Chaos Monkeys

I spent a chunk of Friday in an alpha training session on clouds. Much of it wasn’t new, but there were some insights into designing stuff for clouds as opposed to fixed infrastructure. The netflix chaos monkeys came up, and it made me think. It isn’t the first time I’ve come across the chaos monkeys, but it put an image in my mind of a chimp in an old fashioned data centre pulling cables out of a patch room and the unplugging servers from the network. Add in a bit of the cliche cleaner who pulls the plug out of the critical system to power the vacuum cleaner and you’re away with the mental image.

In the cloud no-one has to hear you scream. If you spaghetti cable all the boxes together and make them all redundant by synchronising data in real time across multiple data stores then you’re a good chunk of the way to ultra resilient systems. There’s more you need to do though.

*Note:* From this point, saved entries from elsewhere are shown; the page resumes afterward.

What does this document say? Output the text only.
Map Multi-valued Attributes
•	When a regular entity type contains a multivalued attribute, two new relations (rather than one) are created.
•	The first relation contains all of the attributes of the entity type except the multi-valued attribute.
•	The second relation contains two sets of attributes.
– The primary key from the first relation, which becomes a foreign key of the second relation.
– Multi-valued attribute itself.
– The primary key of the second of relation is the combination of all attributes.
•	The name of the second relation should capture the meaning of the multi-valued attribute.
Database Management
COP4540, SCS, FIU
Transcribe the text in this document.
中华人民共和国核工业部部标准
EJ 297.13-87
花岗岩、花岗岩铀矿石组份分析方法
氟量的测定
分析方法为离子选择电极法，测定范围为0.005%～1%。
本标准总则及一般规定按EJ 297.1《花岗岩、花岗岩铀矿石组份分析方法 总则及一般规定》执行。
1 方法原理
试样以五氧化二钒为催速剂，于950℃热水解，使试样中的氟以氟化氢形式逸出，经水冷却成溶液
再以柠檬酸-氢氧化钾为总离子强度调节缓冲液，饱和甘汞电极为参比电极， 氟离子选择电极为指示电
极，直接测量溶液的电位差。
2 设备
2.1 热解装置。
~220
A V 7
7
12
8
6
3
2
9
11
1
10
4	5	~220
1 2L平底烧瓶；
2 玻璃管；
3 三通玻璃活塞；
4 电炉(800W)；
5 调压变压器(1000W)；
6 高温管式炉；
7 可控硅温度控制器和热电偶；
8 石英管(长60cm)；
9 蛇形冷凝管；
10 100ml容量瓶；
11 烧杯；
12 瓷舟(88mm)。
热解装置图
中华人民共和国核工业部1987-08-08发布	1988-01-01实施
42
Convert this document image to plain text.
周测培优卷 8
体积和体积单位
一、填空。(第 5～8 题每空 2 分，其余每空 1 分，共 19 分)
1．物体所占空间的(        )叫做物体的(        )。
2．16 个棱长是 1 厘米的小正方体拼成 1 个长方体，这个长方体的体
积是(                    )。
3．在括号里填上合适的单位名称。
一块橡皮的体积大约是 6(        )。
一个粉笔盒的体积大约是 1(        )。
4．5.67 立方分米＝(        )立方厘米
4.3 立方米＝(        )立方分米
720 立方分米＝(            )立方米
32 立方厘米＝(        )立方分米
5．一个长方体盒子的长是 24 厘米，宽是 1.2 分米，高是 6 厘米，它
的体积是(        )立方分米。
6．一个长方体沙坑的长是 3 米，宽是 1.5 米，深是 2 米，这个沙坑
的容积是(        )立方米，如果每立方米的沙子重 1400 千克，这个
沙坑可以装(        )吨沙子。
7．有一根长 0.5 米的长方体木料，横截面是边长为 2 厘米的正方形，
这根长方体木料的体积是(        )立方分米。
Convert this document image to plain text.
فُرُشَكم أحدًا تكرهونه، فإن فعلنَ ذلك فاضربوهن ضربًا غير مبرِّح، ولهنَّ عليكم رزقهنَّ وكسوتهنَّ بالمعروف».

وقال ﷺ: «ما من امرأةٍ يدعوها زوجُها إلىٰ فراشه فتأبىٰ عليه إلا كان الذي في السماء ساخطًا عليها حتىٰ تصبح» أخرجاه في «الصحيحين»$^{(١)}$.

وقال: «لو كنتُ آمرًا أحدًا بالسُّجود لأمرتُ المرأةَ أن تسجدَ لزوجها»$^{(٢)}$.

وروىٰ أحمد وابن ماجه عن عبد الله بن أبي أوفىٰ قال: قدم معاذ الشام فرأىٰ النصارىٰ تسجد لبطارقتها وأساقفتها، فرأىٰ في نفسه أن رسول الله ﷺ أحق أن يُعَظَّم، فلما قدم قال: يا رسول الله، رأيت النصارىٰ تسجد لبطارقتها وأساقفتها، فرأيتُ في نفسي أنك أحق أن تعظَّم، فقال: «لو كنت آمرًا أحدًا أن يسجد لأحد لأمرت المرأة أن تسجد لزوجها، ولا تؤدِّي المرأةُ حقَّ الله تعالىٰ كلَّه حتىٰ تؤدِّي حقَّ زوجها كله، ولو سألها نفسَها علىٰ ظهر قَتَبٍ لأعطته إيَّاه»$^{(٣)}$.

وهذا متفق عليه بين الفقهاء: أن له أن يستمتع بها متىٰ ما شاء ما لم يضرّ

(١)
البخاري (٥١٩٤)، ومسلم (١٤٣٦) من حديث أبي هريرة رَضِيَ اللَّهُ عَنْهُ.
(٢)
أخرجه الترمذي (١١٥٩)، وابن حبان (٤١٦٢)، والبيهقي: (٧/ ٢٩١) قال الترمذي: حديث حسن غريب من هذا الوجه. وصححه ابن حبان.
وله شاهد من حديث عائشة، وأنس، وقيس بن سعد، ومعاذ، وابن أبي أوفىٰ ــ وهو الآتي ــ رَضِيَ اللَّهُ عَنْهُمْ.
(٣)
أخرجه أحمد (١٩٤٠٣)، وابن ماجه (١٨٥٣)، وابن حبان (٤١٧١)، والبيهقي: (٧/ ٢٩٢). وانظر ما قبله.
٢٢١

You need to make all the transactions stateless, and I don’t mean that they can’t get a passport. No. You need to design things so that it doesn’t matter if the chaos monkey comes along and pulls out the plug. Every time a person talks to a server the packets need to contain everything they need for the transaction, none of the actions the server takes should be dependent on the knowledge of a previous transaction with the same person. There are no sessions here, just a bunch of discrete events. Each event divorced from those that may have come before it, and from any that follow on. This means that you typically consume fewer resources for a given set of transaction on a server (potentially slightly more per discrete event, but for a far shorter time slice).

So on top of this you want proper cloud provision, following the NIST cloud standard. This means that it should scale up and down practically instantaneously (although recognising that you’d probably have some limits on this because of a combination of cost and practical availability of resources to your cloud service provider). If it has enough standby capacity then surges in demand, or component failures shouldn’t stop the service from working.

The other thing you need for resilience is a way to ensure that there are no single points of failure in your infrastructure. It’s all very well having a hugely scalable cloud in a couple of data centres, but if they share a flood plain, power supply or network connection etc then they have a single point of failure that could take them both down.

With all this in place, when the chaos monkey comes to visit, and the chaos monkey *will* pay a visit, there will be little or no discernible impact on people in the middle of transactions. Not having single points of failure will mean that some of your infrastructure is still available. Cloud scalability means that the loss of servers will be made good. The statelessness means that when they react to the result of their last event they will still get a sensible response from the replacement server they send a message to.